Uruguay’s offshore blocks went from zero to fully licensed in under three years, committing material work programs estimated at ~$233 million.
Uruguay emerges as a new frontier in offshore energy, drawing renewed interest in oil and gas exploration amidst its long-term green hydrogen goals. With its offshore acreage receiving exploratory attention for the first time, Uruguay’s emergence has been swift, with Eytan Uliel, CEO of Challenger Energy, noting that within 18 months, the country has secured licenses from major global energy players. This shift follows the discovery by TotalEnergies and Shell of significant oil reserves off Namibia’s coast in 2022, which sparked hopes for Uruguay, given the geological similarities between the two regions. Santiago Ferro of Ancap suggests that this development has doubled the probability of finding oil and/or gas off Uruguay’s coast to 5-25%.
The Namibian discoveries triggered a surge of interest among energy firms eyeing Uruguay, effectively reducing the country’s exploration risks. Among other companies, Challenger Energy holds exploration permits for Uruguayan blocks, with major players like Apache, YPF, and Shell re-entering the market. The country’s offshore acreage is set for comprehensive exploratory work, backed by substantial investment commitments from permit-holders, which is expected to exceed $200 million in the coming years.
TGS has a long-standing relationship with Uruguay and its leading O&G players. In 2022, the company completed a 3D data reprocessing program, Tannat 3D, in the country. The data was regionally integrated and reprocessed using advanced techniques, including de-ghosting, improved velocities, and pre-stack merge and migration to depth. This newly enhanced data, combined with TGS’ existing 23,000 km of 2D seismic coverage in the area, will allow for the definition of play fairways, leads, and exploration targets, providing E&Ps with the best-imaged data to make the most informed decisions to explore and develop the blocks. For example, details of the Namibian conjugate margin discoveries have assisted in the identification of analogous Cretaceous Channel and fan targets in Uruguay. In addition to the Tannat 3D program, TGS plans to acquire new 3D seismic data in the area in the upcoming years.

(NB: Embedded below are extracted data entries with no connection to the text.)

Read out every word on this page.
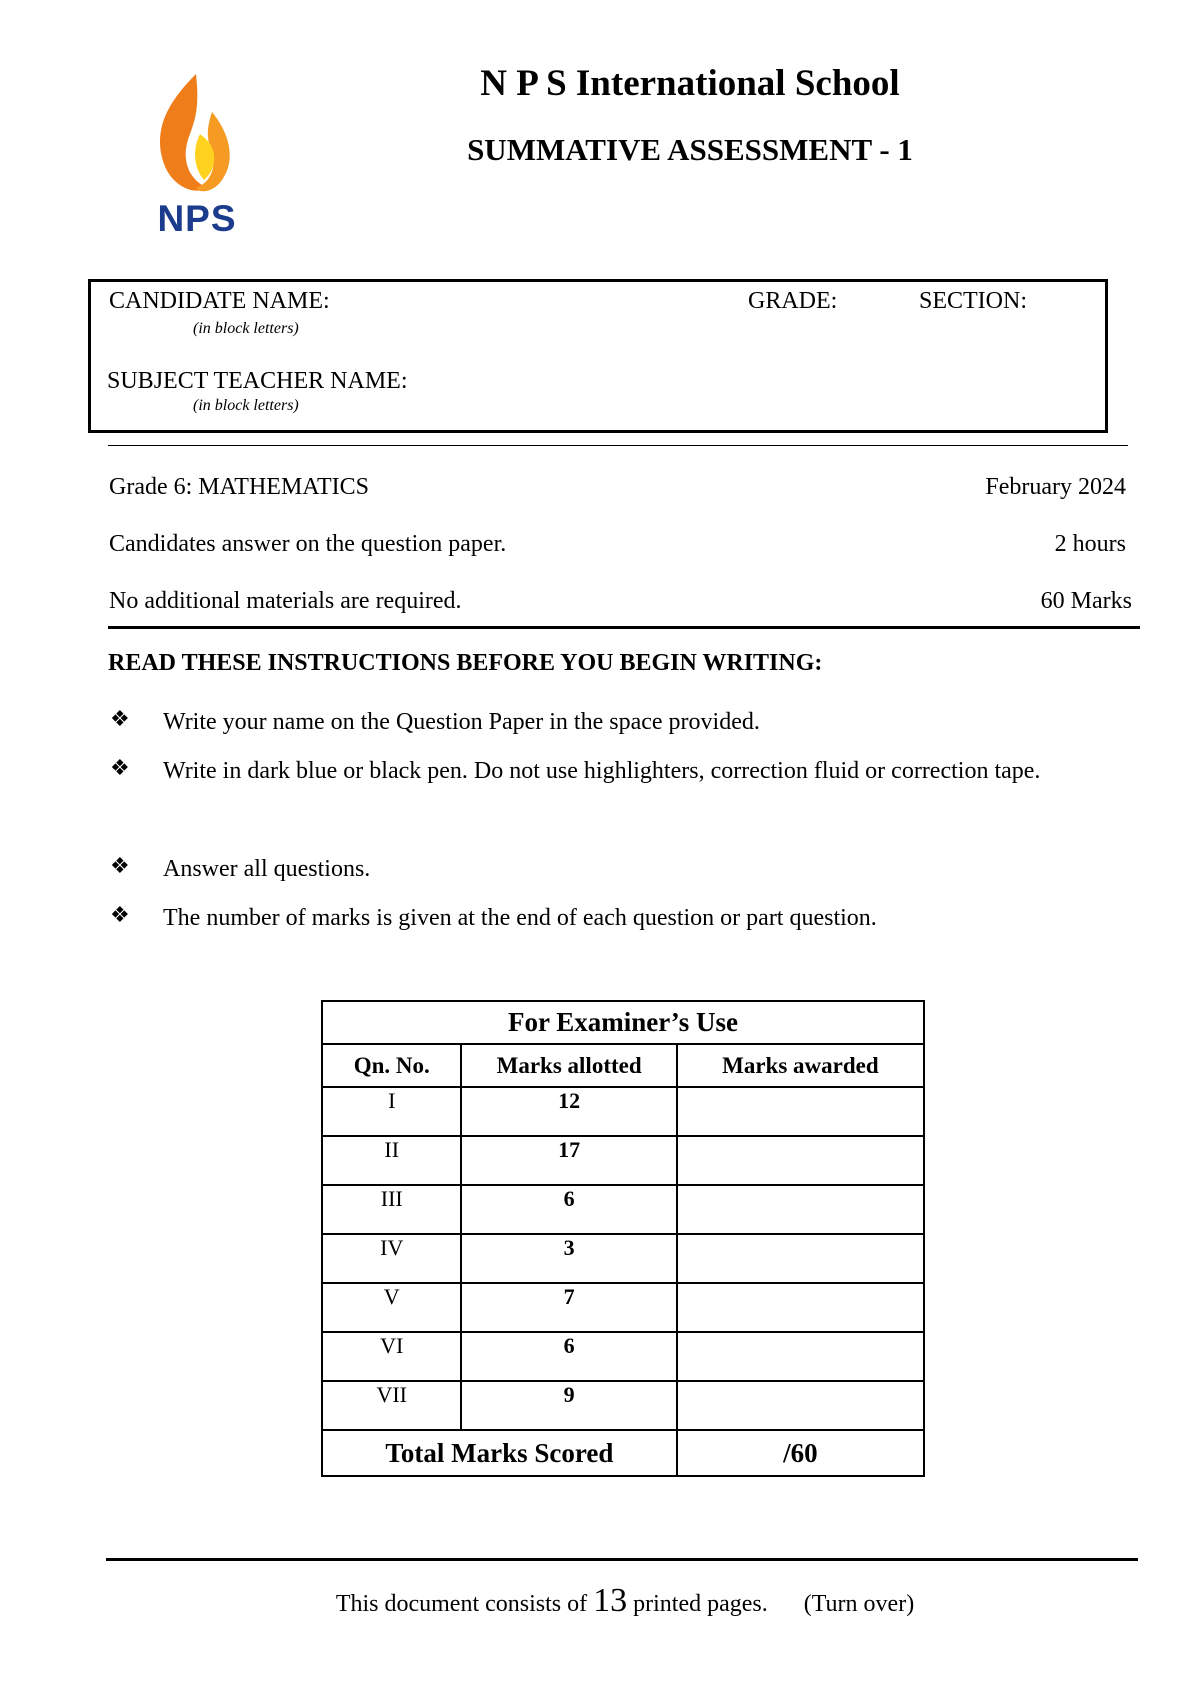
NPS
N P S International School
SUMMATIVE ASSESSMENT - 1
CANDIDATE NAME:
(in block letters)
GRADE:	SECTION:
SUBJECT TEACHER NAME:
(in block letters)
Grade 6: MATHEMATICS	February 2024
Candidates answer on the question paper.	2 hours
No additional materials are required.	60 Marks
READ THESE INSTRUCTIONS BEFORE YOU BEGIN WRITING:
❖ Write your name on the Question Paper in the space provided.
❖ Write in dark blue or black pen. Do not use highlighters, correction fluid or correction tape.
❖ Answer all questions.
❖ The number of marks is given at the end of each question or part question.
For Examiner’s Use		
Qn. No.	Marks allotted	Marks awarded
I	12	
II	17	
III	6	
IV	3	
V	7	
VI	6	
VII	9	
Total Marks Scored		/60
This document consists of 13 printed pages. (Turn over)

Last week, Challenger Energy officially secured the AREA OFF-3 license for oil and gas exploration offshore Uruguay, solidifying its foothold in the region’s burgeoning exploration sector. Awarded on June 2, 2023 under the Open Uruguay Round process, the license’s first exploration period is set to commence on June 7, 2024, lasting for four years until June 6, 2028. Spanning an area of 13,252 km² in relatively shallow water depths approximately 100 km offshore Uruguay, the AREA OFF-3 block boasts significant existing 2D and 3D seismic coverage, with two material prospects holding an estimated gross resource potential of up to 2 billion barrels of oil equivalent (Bboe) and up to 9 trillion cubic feet of gas (Tcfg).
This announcement follows Challenger Energy’s recent farm-out agreement with Chevron Uruguay Exploration, a subsidiary of Chevron, for a 60% interest in the AREA OFF-1 block offshore Uruguay, pending regulatory approvals. These strategic moves underscore Challenger Energy’s commitment to expanding its presence and accelerating exploration efforts in Uruguay’s offshore sector. The company remains focused on maximizing the potential of its assets while actively seeking partnerships to leverage expertise and resources in advancing exploration activities.
Adjacent to the AREA OFF-3 block lies the AREA OFF-2 block held by Shell, with the Amalia prospect straddling both blocks. To the south are deepwater Uruguayan blocks AREA OFF-6, held by APA Corporation, and AREA OFF-7, held by Shell. The AREA OFF-3 block has witnessed prior seismic activity, comprising approximately 4,000 km of legacy 2D and about 7,000 km² of legacy 3D data. Notably, the block hosts two material-sized prospects, the Amalia and Morpheus prospects, with significant resource estimates.
Challenger Energy’s obligations during the initial exploration period include licensing and reprocessing of 1,000 km of legacy 2D seismic data and undertaking two geotechnical studies. The company plans to adopt a similar strategy used for the AREA OFF-1 license, focusing on accelerating technical work to high-grade existing prospects and identifying new plays and prospects to attract strategic partners early in the process.
Uruguay’s allure lies in its potential reserves and stable economic and political environment, contrasting with neighboring regions marked by instability. Ancap estimates Uruguay’s oil and gas reserves to be five billion barrels, although this figure awaits third-party verification. Despite trailing regional heavyweights like Brazil and Guyana in proven reserves, Uruguay’s attractiveness stems from its low above-ground risks and reputation for good governance.
As foreign direct investment projects in Uruguay approach record highs, the country’s emergence as a promising energy frontier underscores its potential to reshape the regional energy landscape. With substantial exploration activities on the horizon and a conducive regulatory environment, Uruguay stands poised to leverage its offshore potential for sustainable economic growth and development.